Lindungi Anak-anak Kita!
Tak selamanya
buku atau komik yang sepertinya ditujukan untuk anak-anak selalu baik. Bahkan
bukan tak mungkin ada kampanye terselubung di dalamnya. Belum lama ini, kita
dikagetkan dengan sebuah komik yang diterbitkan oleh salah satu penerbit besar
di Indonesia yang terang-terangan mempropagandakan LGBT. Alhamdulillah, atas
desakan berbagai pihak, buku tersebut sudah ditarik dari peredaran. Penerbit
pun meminta maaf atas kelalaiannya.
Terlepas dari
alasan penerbit yang katanya lalai dalam proses editing, ada beberapa hal yang
patut kita perhatikan dalam kasus ini. Para aktivis liberal kini tak lagi
menyasar anak-anak muda seperti yang telah mereka lakukan pada pendahulu
mereka. Tak tanggung-tanggung, kini anak-anak yang masih polos yang menjadi
obyek kampanye mereka. Bahkan kampanye ini kini tak lagi sembunyi-sembunyi,
namun sudah berani terang-terangan ke publik, dengan berbagai cara dan
bentuknya,
Karena itu, kita
sebagai orangtua, pendidik dan generasi yang peduli masa depan bangsa
semestinya waspada melihat cara-cara propaganda yang dilakukan kelompok pro
LGBT untuk melegalisasi gerakannya, baik melalu regulasi undang-undang maupun
edukasi menyesatkan di masyarakat melalui buku-buku, tontonan, seminar dan sebagainya.
Keluarga
adalah benteng pertama untuk menyelamatkan generasi dari perilaku seks
menyimpang ini. Orangtua adalah pihak yang paling bertanggung jawab dalam
menjaga dan mengarahkan akhlak putra putrinya. Orangtua hendaknya tidak
mencukupkan diri dengan pendidikan akidah, ibadah dan akhlak saja, tapi perlu
juga untuk memberikan pendidikan yang lain, salah satunya pendidikaan seks,
bahkan sejak usia dini. Bukan tidak mungkin, maraknya perilaku LGBT ini salah
satu faktornya adalah kesalahan dan ketidaktahuan orangtua dalam mengarahkan
kecenderungan orientasi seksual anak, yang pada akhirnya berakibat pada
penyimpangan sekual saat anak dewasa.
Ada
beberapa hal yang bisa dilakukan orangtua untuk menyelamatkan generasi dari
perilaku LGBT, sesuai tuntunan Islam. Pertama, pisahkan tempat tidur anak. Anak
mulai diajarkan untuk mandiri saat berusia 7-10 tahun. Mengajarkannya untuk
sholat secara tertib dan mulai memisahkan tempat tidur mereka. Beri kamar
khusus pada anak laki-laki dan anak perempuan. Anak akan mulai belajar mandiri
untuk berani tidur sendiri. Latihlah secara-perlahan-lahan hingga anak-anak
benar-benar mandiri. Hal ini sesuai dengan yang diajarkan Rasulullah dalam
sebuah hadits, “Suruhlah anak-anak kalian untuk shalat bila mereka
telah berumur 7 tahun. Pukullah mereka karena tidak shalat bila telah berumur
10 tahun. Pisahkanlah mereka dari tempat tidur kalian.” (HR. Ibnu Abi Syaibah,
Abu Daud, Ad-Daruquthni, Al-Hakim, baihaqi, dan Ahmad)

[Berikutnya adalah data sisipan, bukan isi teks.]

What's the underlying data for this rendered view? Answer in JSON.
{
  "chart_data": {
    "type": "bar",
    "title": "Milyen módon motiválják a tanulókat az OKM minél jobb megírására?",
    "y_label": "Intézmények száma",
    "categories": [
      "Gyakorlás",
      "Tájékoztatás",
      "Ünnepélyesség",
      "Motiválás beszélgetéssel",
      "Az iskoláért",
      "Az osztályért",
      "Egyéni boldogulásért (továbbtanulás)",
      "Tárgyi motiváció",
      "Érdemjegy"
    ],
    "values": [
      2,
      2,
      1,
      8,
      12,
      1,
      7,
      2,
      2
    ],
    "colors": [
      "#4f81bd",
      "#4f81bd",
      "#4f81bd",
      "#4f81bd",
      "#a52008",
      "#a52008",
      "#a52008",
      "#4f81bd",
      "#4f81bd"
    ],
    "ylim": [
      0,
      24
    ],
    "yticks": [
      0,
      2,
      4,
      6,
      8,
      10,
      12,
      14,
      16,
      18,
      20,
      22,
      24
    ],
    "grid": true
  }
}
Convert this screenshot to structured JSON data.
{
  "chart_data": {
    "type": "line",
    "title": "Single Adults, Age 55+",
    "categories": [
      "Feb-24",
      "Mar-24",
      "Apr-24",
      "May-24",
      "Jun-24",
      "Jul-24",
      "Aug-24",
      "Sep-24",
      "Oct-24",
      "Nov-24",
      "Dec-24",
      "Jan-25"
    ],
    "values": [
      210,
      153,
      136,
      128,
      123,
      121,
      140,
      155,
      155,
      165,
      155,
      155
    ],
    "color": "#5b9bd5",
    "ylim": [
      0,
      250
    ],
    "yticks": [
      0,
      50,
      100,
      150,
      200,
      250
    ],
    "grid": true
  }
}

Kedua, Ajarkan anak permainan sesuai gender. Dunia
anak adalah dunia bermain. Oleh sebab itu, sejak anak dalam usia bermain,
ajarkan permainan yang memang sesuai dengan gendernya. Anak laki-laki bermain
robot-robotan, perang-perangan, mobil-mobilan adalah hal yang wajar. Sedangkan
perempuan, wajar saat bermain masak-memasak, boneka, dan sejenisnya.
Ketiga,
ajarkan anak menutup aurat. Anak kecil memang belum diwajibkan untuk menutup
aurat hingga mereka dewasa (baligh). Namun, mulai memahamkan dan membiasakan
pada anak untuk mengetahui batasan auratnya dan menutupnya tentu perlu
dilakukan. Kebiasaan yang ditanamkan sejak usia dini akan lebih mengakar kuat
di kemudian hari.
Keempat,
pahamkan anak tentang kodrat laki-laki dan perempuan. Laki-laki dan perempuan
memiliki bentuk fisik yang berbeda, suara yang berbeda, rambut yang berbeda dan
penampilan yang berbeda. Pahamkan pada anak bahwa laki-laki dan perempuan itu
berbeda. Laki-laki tidak boleh menyerupai perempuan dan perempuan tidak boleh
menyerupai laki-laki.
Terakhir, perlu
diingat, persoalan cinta antara laki-laki dan perempuan adalah persoalan fitrah
Ilahiyah yang diberikan Allah dalam rangka mengembangkan diri yang akhirnya
membentuk keluarga. Sebagaimana pula tumbuhan dan hewan yang telah Allah
takdirkan berpasangan untuk tumbuh, berkembang dan mencapai keseimbangan alam.
Saya tidak bisa
membayangkan andai ajaran LGBT ini dilegalkan di Indonesia. Saya tidak bisa
membayangkan jika kelak tiba-tiba institusi keluarga berubah, karena ayahnya
laki-laki dan ibunya juga laki-laki. Pun sebaliknya, ada institusi keluarga
yang ibunya perempuan dan ayahnya juga perempuan. Mau jadi apa Indonesia?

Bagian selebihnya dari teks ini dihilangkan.